Originally Posted by HallsofIvy

You might also use the fact that if the lines corresponding to $y= m_1x+ b_1$ and $y= m_2 x+ b_2$ are perpendicular, then $m_1m_2= -1$ . You know that a radius passing through (4, 8) and (12, 6). What is the slope of that line? You know that the tangent at (12, 6) is perpendicular to that radius so you can find the slope of the tangent. Now you know the slope and one point of the line so you can find the equation of the line.

So if the slope given by (4,8) and (12,6) is $M=8-6/4-12=2/-8=-1/4$ then the slope of the tangent is $4/1$ which would make the equation of the tangent $Y=4/1x+3$ ?
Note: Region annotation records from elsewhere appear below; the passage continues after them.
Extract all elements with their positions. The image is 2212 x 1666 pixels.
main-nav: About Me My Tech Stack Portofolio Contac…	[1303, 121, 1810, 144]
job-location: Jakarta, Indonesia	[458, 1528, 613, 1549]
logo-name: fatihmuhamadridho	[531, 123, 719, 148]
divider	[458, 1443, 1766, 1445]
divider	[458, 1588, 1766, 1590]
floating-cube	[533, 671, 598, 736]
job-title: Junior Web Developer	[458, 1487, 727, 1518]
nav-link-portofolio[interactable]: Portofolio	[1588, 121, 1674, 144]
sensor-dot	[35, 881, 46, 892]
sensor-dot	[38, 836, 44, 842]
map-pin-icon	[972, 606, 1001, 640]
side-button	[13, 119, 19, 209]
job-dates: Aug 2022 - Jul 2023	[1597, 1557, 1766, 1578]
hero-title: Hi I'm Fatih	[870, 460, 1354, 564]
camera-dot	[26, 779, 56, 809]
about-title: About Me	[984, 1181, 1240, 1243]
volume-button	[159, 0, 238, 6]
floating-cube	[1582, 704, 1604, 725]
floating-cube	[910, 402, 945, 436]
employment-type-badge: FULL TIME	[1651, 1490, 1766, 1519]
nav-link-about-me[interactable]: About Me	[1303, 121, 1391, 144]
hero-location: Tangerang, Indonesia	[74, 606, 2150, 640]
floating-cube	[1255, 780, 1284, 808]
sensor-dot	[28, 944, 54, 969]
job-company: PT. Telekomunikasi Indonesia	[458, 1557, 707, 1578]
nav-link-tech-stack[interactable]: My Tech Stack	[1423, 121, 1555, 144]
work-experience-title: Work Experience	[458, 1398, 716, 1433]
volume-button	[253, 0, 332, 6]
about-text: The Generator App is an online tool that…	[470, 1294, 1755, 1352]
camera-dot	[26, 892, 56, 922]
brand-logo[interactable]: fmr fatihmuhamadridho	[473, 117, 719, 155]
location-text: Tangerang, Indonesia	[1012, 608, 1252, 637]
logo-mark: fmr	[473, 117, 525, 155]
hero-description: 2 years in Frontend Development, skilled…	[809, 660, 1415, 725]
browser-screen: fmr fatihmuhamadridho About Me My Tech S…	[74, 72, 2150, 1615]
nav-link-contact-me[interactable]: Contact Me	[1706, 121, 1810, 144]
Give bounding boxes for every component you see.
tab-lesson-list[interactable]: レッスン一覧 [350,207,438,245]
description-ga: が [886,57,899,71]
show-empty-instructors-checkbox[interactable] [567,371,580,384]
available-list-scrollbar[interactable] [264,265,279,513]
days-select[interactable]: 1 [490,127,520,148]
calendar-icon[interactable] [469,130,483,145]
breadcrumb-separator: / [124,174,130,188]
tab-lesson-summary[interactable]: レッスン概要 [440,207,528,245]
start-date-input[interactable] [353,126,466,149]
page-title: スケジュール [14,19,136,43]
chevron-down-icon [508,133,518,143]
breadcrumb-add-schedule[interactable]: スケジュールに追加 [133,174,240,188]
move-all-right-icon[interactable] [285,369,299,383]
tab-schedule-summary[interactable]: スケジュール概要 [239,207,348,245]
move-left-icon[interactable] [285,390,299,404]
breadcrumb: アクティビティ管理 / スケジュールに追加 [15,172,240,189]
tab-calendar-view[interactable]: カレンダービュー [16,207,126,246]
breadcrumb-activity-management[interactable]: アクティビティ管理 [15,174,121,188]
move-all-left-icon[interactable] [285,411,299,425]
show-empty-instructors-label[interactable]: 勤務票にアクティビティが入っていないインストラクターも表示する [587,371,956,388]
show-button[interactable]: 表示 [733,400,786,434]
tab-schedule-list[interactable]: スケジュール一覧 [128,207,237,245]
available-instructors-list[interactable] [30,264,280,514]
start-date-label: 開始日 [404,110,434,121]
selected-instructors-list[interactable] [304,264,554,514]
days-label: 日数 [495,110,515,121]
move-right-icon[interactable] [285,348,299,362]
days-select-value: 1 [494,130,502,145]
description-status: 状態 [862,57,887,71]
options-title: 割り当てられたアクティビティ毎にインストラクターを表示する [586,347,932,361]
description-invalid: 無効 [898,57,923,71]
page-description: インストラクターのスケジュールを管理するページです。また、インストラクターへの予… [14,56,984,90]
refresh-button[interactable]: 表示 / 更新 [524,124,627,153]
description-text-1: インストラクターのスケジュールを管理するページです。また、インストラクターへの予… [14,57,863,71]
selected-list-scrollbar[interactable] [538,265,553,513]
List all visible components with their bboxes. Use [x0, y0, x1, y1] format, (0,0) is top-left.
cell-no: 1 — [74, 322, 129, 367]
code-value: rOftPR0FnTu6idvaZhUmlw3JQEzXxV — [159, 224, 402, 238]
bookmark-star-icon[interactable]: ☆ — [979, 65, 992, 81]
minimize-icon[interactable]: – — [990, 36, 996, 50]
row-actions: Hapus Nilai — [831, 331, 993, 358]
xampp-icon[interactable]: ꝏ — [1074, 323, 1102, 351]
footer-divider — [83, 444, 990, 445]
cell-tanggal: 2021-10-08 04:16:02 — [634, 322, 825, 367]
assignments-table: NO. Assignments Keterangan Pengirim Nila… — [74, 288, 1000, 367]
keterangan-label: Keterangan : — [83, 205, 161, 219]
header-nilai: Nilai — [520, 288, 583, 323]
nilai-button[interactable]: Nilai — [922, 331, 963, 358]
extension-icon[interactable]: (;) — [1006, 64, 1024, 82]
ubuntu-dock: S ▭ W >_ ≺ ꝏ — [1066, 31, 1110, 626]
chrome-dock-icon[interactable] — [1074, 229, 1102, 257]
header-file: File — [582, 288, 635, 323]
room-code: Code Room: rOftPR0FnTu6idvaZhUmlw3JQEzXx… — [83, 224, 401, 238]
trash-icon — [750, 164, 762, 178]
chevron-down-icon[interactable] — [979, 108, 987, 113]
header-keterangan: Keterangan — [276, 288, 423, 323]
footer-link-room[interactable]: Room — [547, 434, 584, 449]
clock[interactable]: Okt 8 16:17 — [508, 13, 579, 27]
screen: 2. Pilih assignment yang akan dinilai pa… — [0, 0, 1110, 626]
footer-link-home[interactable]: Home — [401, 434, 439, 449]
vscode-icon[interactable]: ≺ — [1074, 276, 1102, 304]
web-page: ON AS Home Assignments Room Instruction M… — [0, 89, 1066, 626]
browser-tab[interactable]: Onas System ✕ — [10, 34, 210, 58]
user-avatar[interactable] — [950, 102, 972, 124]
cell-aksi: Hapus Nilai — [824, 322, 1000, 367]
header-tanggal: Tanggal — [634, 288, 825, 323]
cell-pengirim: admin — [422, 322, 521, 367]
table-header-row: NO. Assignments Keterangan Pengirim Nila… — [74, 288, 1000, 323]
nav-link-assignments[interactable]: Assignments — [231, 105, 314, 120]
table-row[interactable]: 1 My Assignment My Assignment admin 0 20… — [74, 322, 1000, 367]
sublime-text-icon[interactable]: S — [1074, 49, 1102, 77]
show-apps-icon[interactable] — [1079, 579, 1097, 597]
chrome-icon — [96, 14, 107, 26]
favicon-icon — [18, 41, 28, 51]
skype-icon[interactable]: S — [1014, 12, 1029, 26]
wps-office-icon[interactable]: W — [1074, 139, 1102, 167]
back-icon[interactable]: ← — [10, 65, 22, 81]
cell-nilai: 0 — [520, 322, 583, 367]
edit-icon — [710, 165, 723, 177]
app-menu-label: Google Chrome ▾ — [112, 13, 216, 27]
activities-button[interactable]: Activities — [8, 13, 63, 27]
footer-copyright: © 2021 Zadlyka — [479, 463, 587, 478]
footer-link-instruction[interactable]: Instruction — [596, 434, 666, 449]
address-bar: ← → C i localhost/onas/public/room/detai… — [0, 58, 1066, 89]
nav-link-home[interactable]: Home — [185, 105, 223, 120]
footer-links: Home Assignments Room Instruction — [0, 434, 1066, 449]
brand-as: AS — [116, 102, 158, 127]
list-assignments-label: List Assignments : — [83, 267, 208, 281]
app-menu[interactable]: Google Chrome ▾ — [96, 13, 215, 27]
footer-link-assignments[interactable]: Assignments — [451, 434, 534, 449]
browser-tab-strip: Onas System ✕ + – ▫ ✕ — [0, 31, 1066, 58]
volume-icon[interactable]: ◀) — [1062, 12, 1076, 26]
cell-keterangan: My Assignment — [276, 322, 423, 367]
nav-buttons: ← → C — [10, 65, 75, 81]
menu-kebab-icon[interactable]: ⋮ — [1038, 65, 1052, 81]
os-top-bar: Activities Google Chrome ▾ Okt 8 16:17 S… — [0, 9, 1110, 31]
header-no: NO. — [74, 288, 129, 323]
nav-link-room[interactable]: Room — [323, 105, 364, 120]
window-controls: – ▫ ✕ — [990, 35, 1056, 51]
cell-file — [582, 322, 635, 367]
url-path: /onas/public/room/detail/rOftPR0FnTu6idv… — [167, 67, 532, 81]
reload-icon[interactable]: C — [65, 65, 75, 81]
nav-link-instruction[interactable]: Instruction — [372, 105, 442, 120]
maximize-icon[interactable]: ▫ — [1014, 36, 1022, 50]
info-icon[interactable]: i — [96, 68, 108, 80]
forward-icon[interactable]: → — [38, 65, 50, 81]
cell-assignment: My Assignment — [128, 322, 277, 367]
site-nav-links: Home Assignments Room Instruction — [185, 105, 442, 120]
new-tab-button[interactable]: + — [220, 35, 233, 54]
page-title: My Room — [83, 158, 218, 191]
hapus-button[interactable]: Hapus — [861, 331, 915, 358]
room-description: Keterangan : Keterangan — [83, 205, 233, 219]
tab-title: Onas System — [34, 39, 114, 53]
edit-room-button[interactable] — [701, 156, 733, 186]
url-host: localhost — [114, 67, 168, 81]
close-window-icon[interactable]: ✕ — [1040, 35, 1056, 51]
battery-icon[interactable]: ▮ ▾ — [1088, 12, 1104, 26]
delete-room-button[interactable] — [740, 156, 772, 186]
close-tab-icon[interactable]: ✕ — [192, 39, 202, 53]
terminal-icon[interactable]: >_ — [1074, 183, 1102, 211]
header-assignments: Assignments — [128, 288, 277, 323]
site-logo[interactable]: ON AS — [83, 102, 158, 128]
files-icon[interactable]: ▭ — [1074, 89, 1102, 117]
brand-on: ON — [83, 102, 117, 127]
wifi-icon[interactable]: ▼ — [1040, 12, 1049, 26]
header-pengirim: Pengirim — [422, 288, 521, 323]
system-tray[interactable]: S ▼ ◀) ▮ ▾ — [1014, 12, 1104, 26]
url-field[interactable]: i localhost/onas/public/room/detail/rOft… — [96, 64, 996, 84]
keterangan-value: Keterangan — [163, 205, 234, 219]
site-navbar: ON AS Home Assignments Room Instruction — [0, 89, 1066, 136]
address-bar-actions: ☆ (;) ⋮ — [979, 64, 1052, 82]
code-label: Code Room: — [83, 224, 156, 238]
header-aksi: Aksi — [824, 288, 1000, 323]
Here's a quick graph I did of it, Something doesn't feel right though :/

http://i38.tinypic.com/9rrb7o.jpg
October 8th 2009, 04:06 AM
HallsofIvy

How did you get "+3"? Yes, the slope is 4 so the equation is of the form y= 4x+ b.
In order that it pass through (12, 6) you must have 6= 4(12)+ b so b= 6- 48= -42.
Try y= 4x- 42.
October 8th 2009, 11:14 AM
Vesicant

Quote:

Originally Posted by HallsofIvy

How did you get "+3"? Yes, the slope is 4 so the equation is of the form y= 4x+ b.
In order that it pass through (12, 6) you must have 6= 4(12)+ b so b= 6- 48= -42.
Try y= 4x- 42.

Yeah I know what I did wrong lol, Thought about that while sitting in class today for some reason I put the X intercept into the equation haha.

So yes [Math]Y=4x-42[/tex] is what I got after reworking it, Thanks for all the help.